Pennsylvania marriage equality trial to take place in June
A little piece of big news out of Pennsylvania: the challenge to that state’s marriage equality laws–which survived two dismissal attempts earlier this month–will be heard in a full trial in June 2014. The AP reports:
U.S. District Judge John E. Jones III told lawyers he would allow two weeks for the trial. Jones said he would set a specific date and a timetable for pretrial discovery and depositions soon. He rejected as unnecessary a defense request to delay the trial until August.
“I’m an optimist by nature,” the judge told lawyers for both sides at the conclusion of an hourlong meeting.

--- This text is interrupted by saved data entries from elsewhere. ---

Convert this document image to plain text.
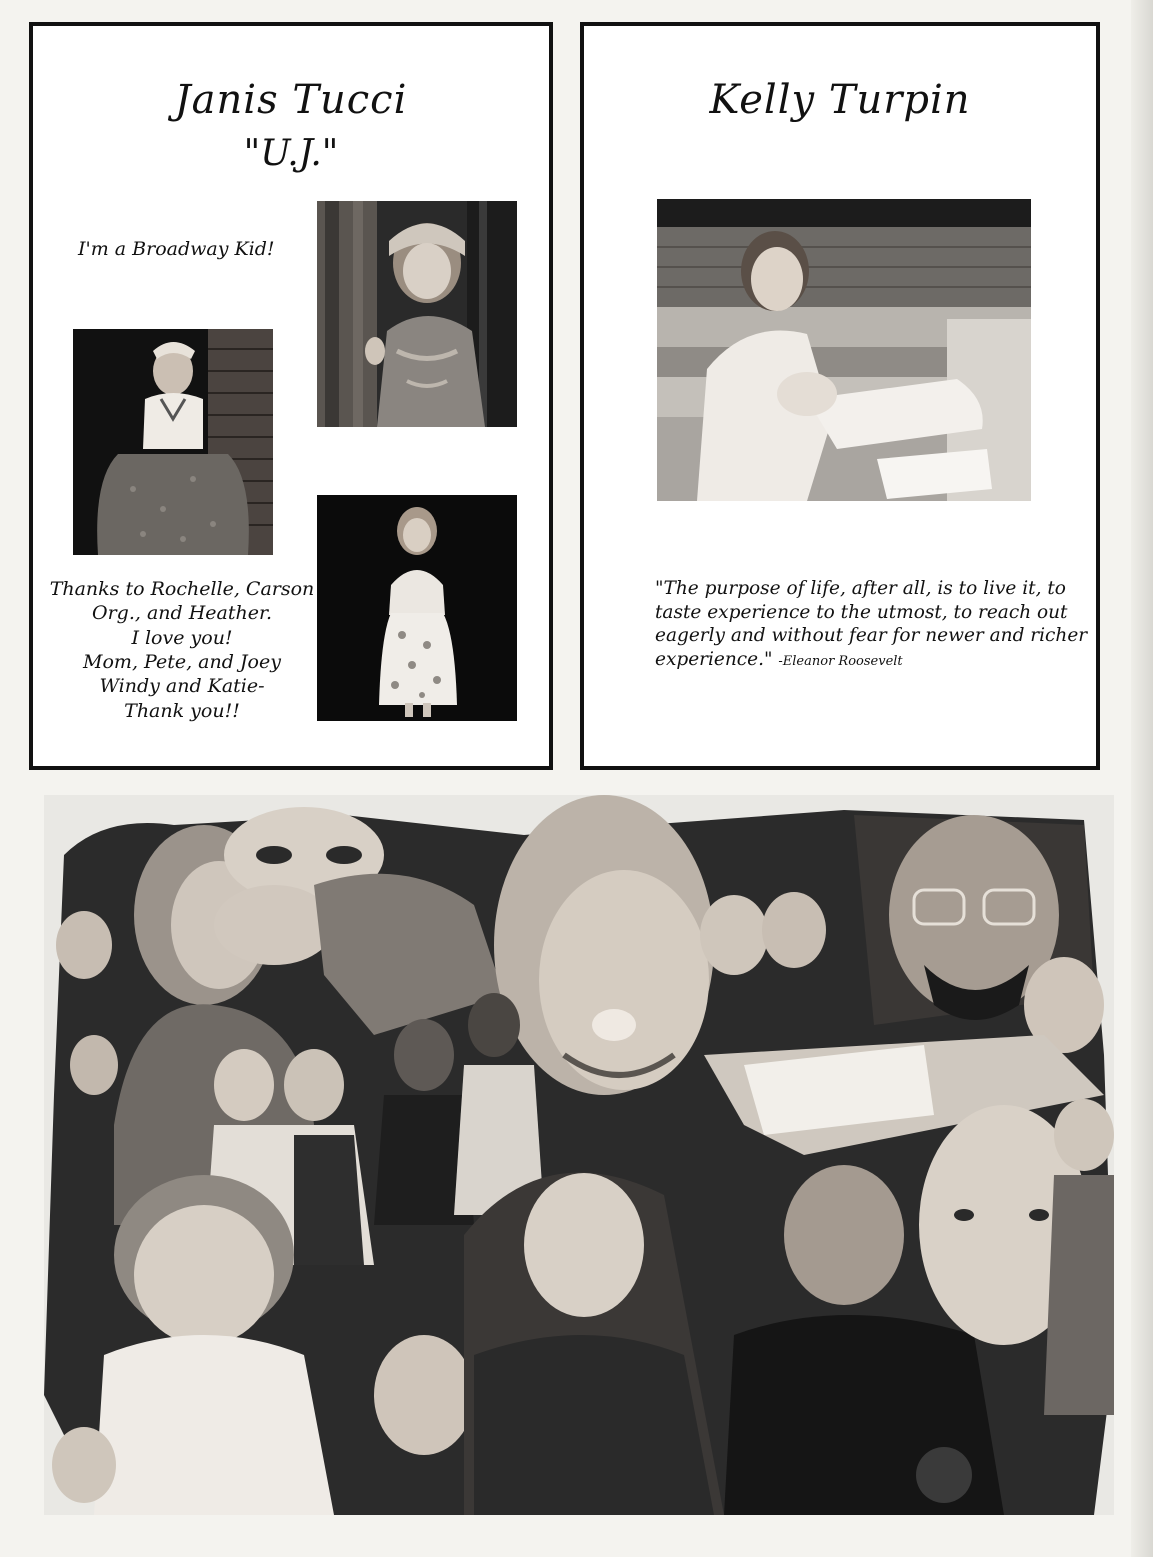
Janis Tucci
"U.J."
I'm a Broadway Kid!
Thanks to Rochelle, Carson
Org., and Heather.
I love you!
Mom, Pete, and Joey
Windy and Katie-
Thank you!!
Kelly Turpin
"The purpose of life, after all, is to live it, to
taste experience to the utmost, to reach out
eagerly and without fear for newer and richer
experience." -Eleanor Roosevelt
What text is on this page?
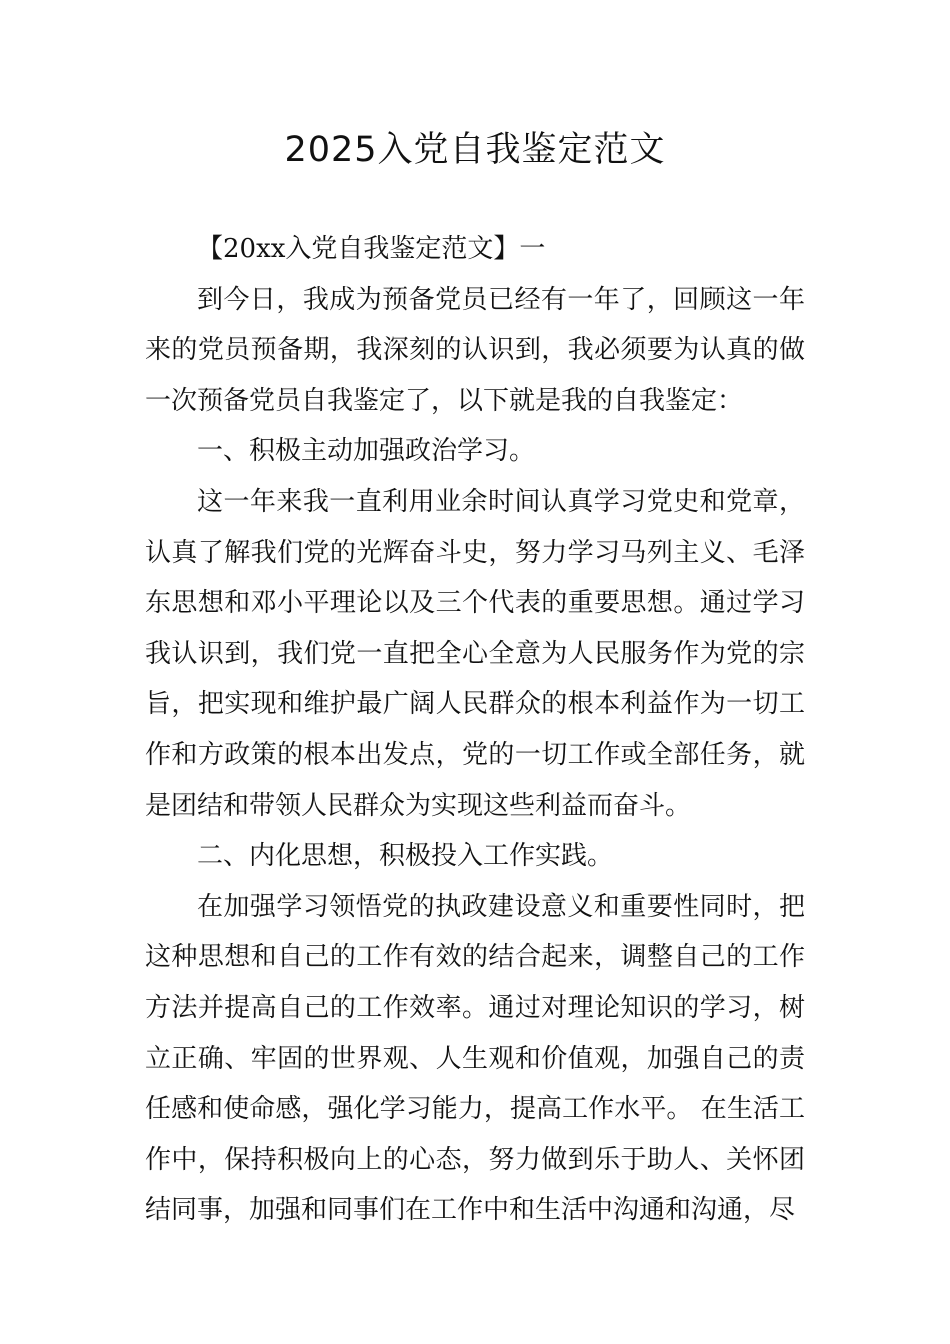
2025入党自我鉴定范文

【20xx入党自我鉴定范文】一

到今日，我成为预备党员已经有一年了，回顾这一年来的党员预备期，我深刻的认识到，我必须要为认真的做一次预备党员自我鉴定了，以下就是我的自我鉴定：

一、积极主动加强政治学习。

这一年来我一直利用业余时间认真学习党史和党章，认真了解我们党的光辉奋斗史，努力学习马列主义、毛泽东思想和邓小平理论以及三个代表的重要思想。通过学习我认识到，我们党一直把全心全意为人民服务作为党的宗旨，把实现和维护最广阔人民群众的根本利益作为一切工作和方政策的根本出发点，党的一切工作或全部任务，就是团结和带领人民群众为实现这些利益而奋斗。

二、内化思想，积极投入工作实践。

在加强学习领悟党的执政建设意义和重要性同时，把这种思想和自己的工作有效的结合起来，调整自己的工作方法并提高自己的工作效率。通过对理论知识的学习，树立正确、牢固的世界观、人生观和价值观，加强自己的责任感和使命感，强化学习能力，提高工作水平。 在生活工作中，保持积极向上的心态，努力做到乐于助人、关怀团结同事，加强和同事们在工作中和生活中沟通和沟通，尽
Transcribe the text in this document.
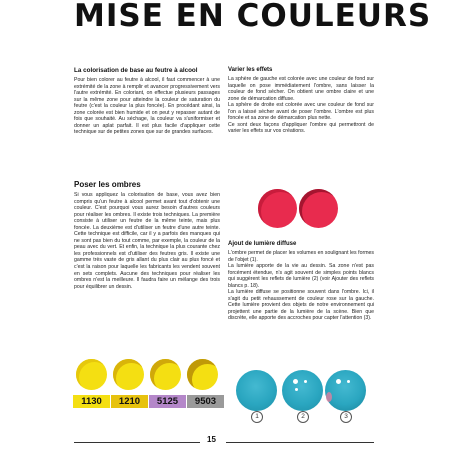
MISE EN COULEURS
La colorisation de base au feutre à alcool

Pour bien colorer au feutre à alcool, il faut commencer à une extrémité de la zone à remplir et avancer progressivement vers l'autre extrémité. En coloriant, on effectue plusieurs passages sur la même zone pour atteindre la couleur de saturation du feutre (c'est la couleur la plus foncée). En procédant ainsi, la zone colorée est bien humide et on peut y repasser autant de fois que souhaité. Au séchage, la couleur va s'uniformiser et donner un aplat parfait. Il est plus facile d'appliquer cette technique sur de petites zones que sur de grandes surfaces.

Poser les ombres

Si vous appliquez la colorisation de base, vous avez bien compris qu'un feutre à alcool permet avant tout d'obtenir une couleur. C'est pourquoi vous aurez besoin d'autres couleurs pour réaliser les ombres. Il existe trois techniques. La première consiste à utiliser un feutre de la même teinte, mais plus foncée. La deuxième est d'utiliser un feutre d'une autre teinte. Cette technique est difficile, car il y a parfois des manques qui ne sont pas bien du tout comme, par exemple, la couleur de la peau avec du vert. Et enfin, la technique la plus courante chez les professionnels est d'utiliser des feutres gris. Il existe une gamme très vaste de gris allant du plus clair au plus foncé et c'est la raison pour laquelle les fabricants les vendent souvent en sets complets. Aucune des techniques pour réaliser les ombres n'est la meilleure. Il faudra faire un mélange des trois pour équilibrer un dessin.

1130	1210	5125	9503
Varier les effets

La sphère de gauche est colorée avec une couleur de fond sur laquelle on pose immédiatement l'ombre, sans laisser la couleur de fond sécher. On obtient une ombre claire et une zone de démarcation diffuse.

La sphère de droite est colorée avec une couleur de fond sur l'on a laissé sécher avant de poser l'ombre. L'ombre est plus foncée et sa zone de démarcation plus nette.

Ce sont deux façons d'appliquer l'ombre qui permettront de varier les effets sur vos créations.

Ajout de lumière diffuse

L'ombre permet de placer les volumes en soulignant les formes de l'objet (1).

La lumière apporte de la vie au dessin. Sa zone n'est pas forcément étendue, n's agit souvent de simples points blancs qui suggèrent les reflets de lumière (2) (voir Ajouter des reflets blancs p. 18).

La lumière diffuse se positionne souvent dans l'ombre. Ici, il s'agit du petit rehaussement de couleur rose sur la gauche. Cette lumière provient des objets de notre environnement qui projettent une partie de la lumière de la scène. Bien que discrète, elle apporte des accroches pour capter l'attention (3).

1	2	3
15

The federal lawsuit is the first of at least six state and federal court suits challenging aspects of the 17-year-old Pennsylvania law. Civil rights lawyers filed it in July on behalf of plaintiffs who include a widow, 11 couples and one couple’s two teenage daughters.
William Lamb, a former justice of the Pennsylvania Supreme Court who is leading the private legal team tapped by Republican Gov. Tom Corbett to defend the state’s laws, said he would appeal Judge Jones’s decision not to dismiss the lawsuit to the Third Circuit Court of Appeals before next week.
As we wrote in our coverage of Jones’s decision earlier this month to take the case to trial, it seems likely that the eventual proceedings will take a hard look at one of the most stubborn roadblocks that has faced LGBT advocates seeking equal marriage rights:
The defendants’ motions to dismiss relied predominantly on Baker v. Nelson, a more than 40-year old U.S. Supreme Court decision dismissing a marriage equality challenge out of Minnesota “for want of a substantial federal question.” That decision has never been formally annulled by the high court, and due to court rules at the time, it is technically considered binding precedent on lower courts unless circumstances have so changed that it would no longer make sense to rely on the rationale in Baker.
In his decision, Judge Jones argued that Baker is no longer persuasive, writing, “The jurisprudence of equal protection and substantive due process has undergone what can only be characterized as a sea change since 1972.”